For a more in-depth understanding, see how I have processed his arguments here.
Please note what may be an essential difference between the classic left approach of the author Seth Ackerman, and our own sensibility .. Ackerman seems to call, despite the autonomy of the firms that he recognizes, for a unified public property as socialized finance, while I believe today the approach of distributed property (including distributed commons), offers stronger guarantees against any state-driven control.
In the P2P and commons transition context, the issue is the following:
* capitalist pricing is very flawed and often miscalculates, but the autonomy of the firms allows a lot of flexibility to coordinate the economy
* central planning only worked well (and at a costly human price), in the early moments of economic modernization and stalls in the informational stage
* democratic central planning, like proposed by Parecon, seems eminently unworkable
Therefore, the P2P proposal, which maintains the autonomy of the firm, but transforms them into commons-oriented entrepreneurial coalitions which ‘internalize’ the costs that capitalism itself externalizes, make a lot of sense, allowing maximum coordination through stigmergy, both at the level of the work done by the open contributory systems, and at the level of the cooperative firms.
Here are four five theses, which introduce our special wiki section on Mutual Coordination Economics:
“0. What market pricing is to capitalism and planning is to state-based production, mutual coordination is to commons-based peer production!
1. Today we have the emergence of a new proto-system of production, Commons-Based Peer Production in which contributors are free to contribute to a common pool of shareable knowledge, code and design, which may be associated through physical production in microfactories using distributed machinery such as 3D printing.
2. This emerging new system of value creation and distribution is not sustainable if contributors need to find work as labour for capital, so contributors need to be able to generate livelihoods for themselves, keeping the generation of surplus value within the sphere of the commons and its contributors.
3. To achieve this, we advocate the use of Commons-Based Reciprocity Licenses such as the Peer Production License.
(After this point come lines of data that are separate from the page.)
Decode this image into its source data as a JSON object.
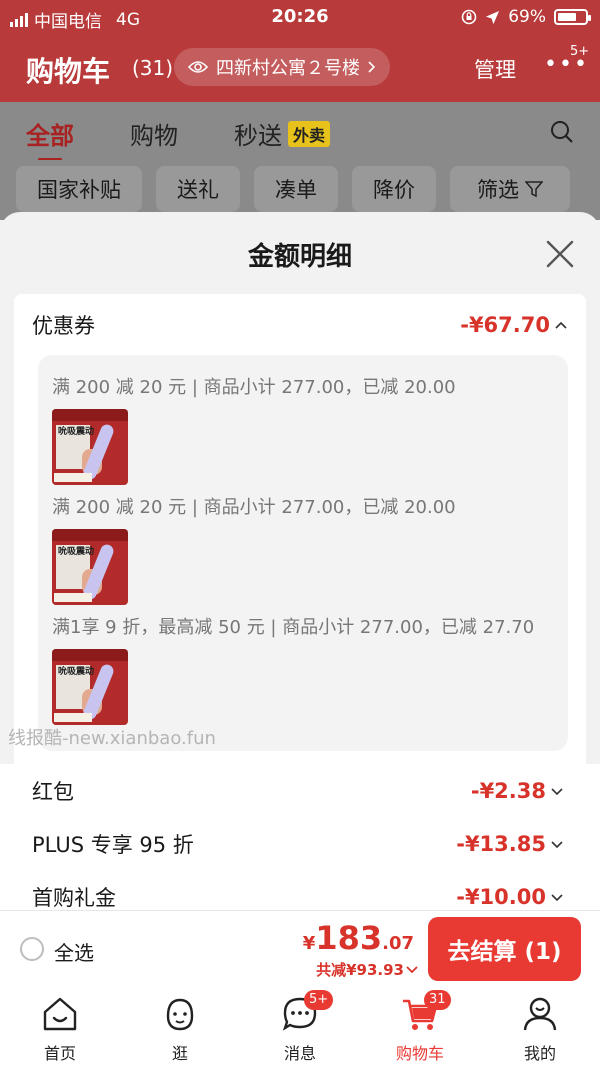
{
  "status_bar": {
    "carrier": "中国电信",
    "network": "4G",
    "time": "20:26",
    "battery": "69%"
  },
  "header": {
    "title": "购物车",
    "count": "(31)",
    "address": "四新村公寓２号楼",
    "manage": "管理",
    "more": "•••",
    "more_badge": "5+"
  },
  "tabs": [
    {
      "label": "全部"
    },
    {
      "label": "购物"
    },
    {
      "label": "秒送",
      "tag": "外卖"
    }
  ],
  "filters": [
    "国家补贴",
    "送礼",
    "凑单",
    "降价",
    "筛选"
  ],
  "sheet": {
    "title": "金额明细",
    "coupon": {
      "label": "优惠券",
      "amount": "-¥67.70",
      "items": [
        {
          "text": "满 200 减 20 元 | 商品小计 277.00，已减 20.00"
        },
        {
          "text": "满 200 减 20 元 | 商品小计 277.00，已减 20.00"
        },
        {
          "text": "满1享 9 折，最高减 50 元 | 商品小计 277.00，已减 27.70"
        }
      ]
    },
    "rows": [
      {
        "label": "红包",
        "amount": "-¥2.38"
      },
      {
        "label": "PLUS 专享 95 折",
        "amount": "-¥13.85"
      },
      {
        "label": "首购礼金",
        "amount": "-¥10.00"
      }
    ],
    "product_thumb_text": "吮吸震动",
    "watermark": "线报酷-new.xianbao.fun"
  },
  "checkout": {
    "select_all": "全选",
    "currency": "¥",
    "price_int": "183",
    "price_dec": ".07",
    "saved": "共减¥93.93",
    "button": "去结算 (1)"
  },
  "tabbar": [
    {
      "label": "首页"
    },
    {
      "label": "逛"
    },
    {
      "label": "消息",
      "badge": "5+"
    },
    {
      "label": "购物车",
      "badge": "31"
    },
    {
      "label": "我的"
    }
  ],
  "colors": {
    "brand_red": "#e83a33",
    "price_red": "#d8332a",
    "header_red": "#b83a3a"
  }
}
This allows for the creation of a non-capitalist ‘counter’ economy based on Open Cooperativism and other forms of an ethical economy. In this proposal, the commoners or peer producers, i.e. the contributors to the commons, are also cooperators of their own corporate entities, which create livelihoods and insure the surplus value remains within the commons. So, in between the sphere of the accumulation of the commons (open input, participatory process, commons-oriented output), and the sphere of capital accumulation, there is a intermediary sphere of cooperative production, which regulates physical production and the social reproduction of the commoners-cooperators.
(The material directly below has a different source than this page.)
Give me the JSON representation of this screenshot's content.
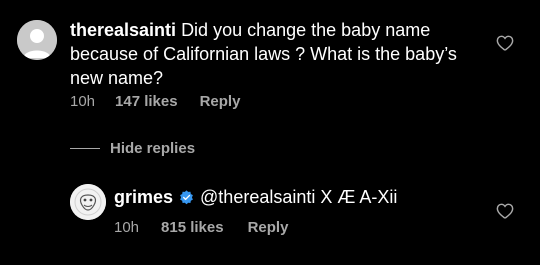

4. The production of immaterial common pools is already regulated through mutual coordination and stigmergy, i.e. coordination based on open and transparent signals of what is needed by the system; but physical production cannot be coordinated without similar signals, i.e. the coordination of production through information. It is therefore a next logical step to advocate and practice, within the ethical entrepreneurial coalitions that coalesce around particular commons through their shared adherence to the commons-based licenses, to also practice open accounting and open supply-chains and logistics. This means that within these coalitions, physical production can also be coordinated through stigmergic signals; and negotiated coordination and even voluntary common planning can take place on the basis of the shared production information.”
Recent advances would seem to suggest that the blockchain may be a key technology for participatory open supply chains, while advances in contributory accounting are in the process of producing an added coordination mechanism for open contributory systems based on distributed tasks, linking the contributory dynamics to those of the cooperative firms. (I am personally however, quite happy with a stronger ‘wall’ between the two systems, i.e. a strong separation between commons and market).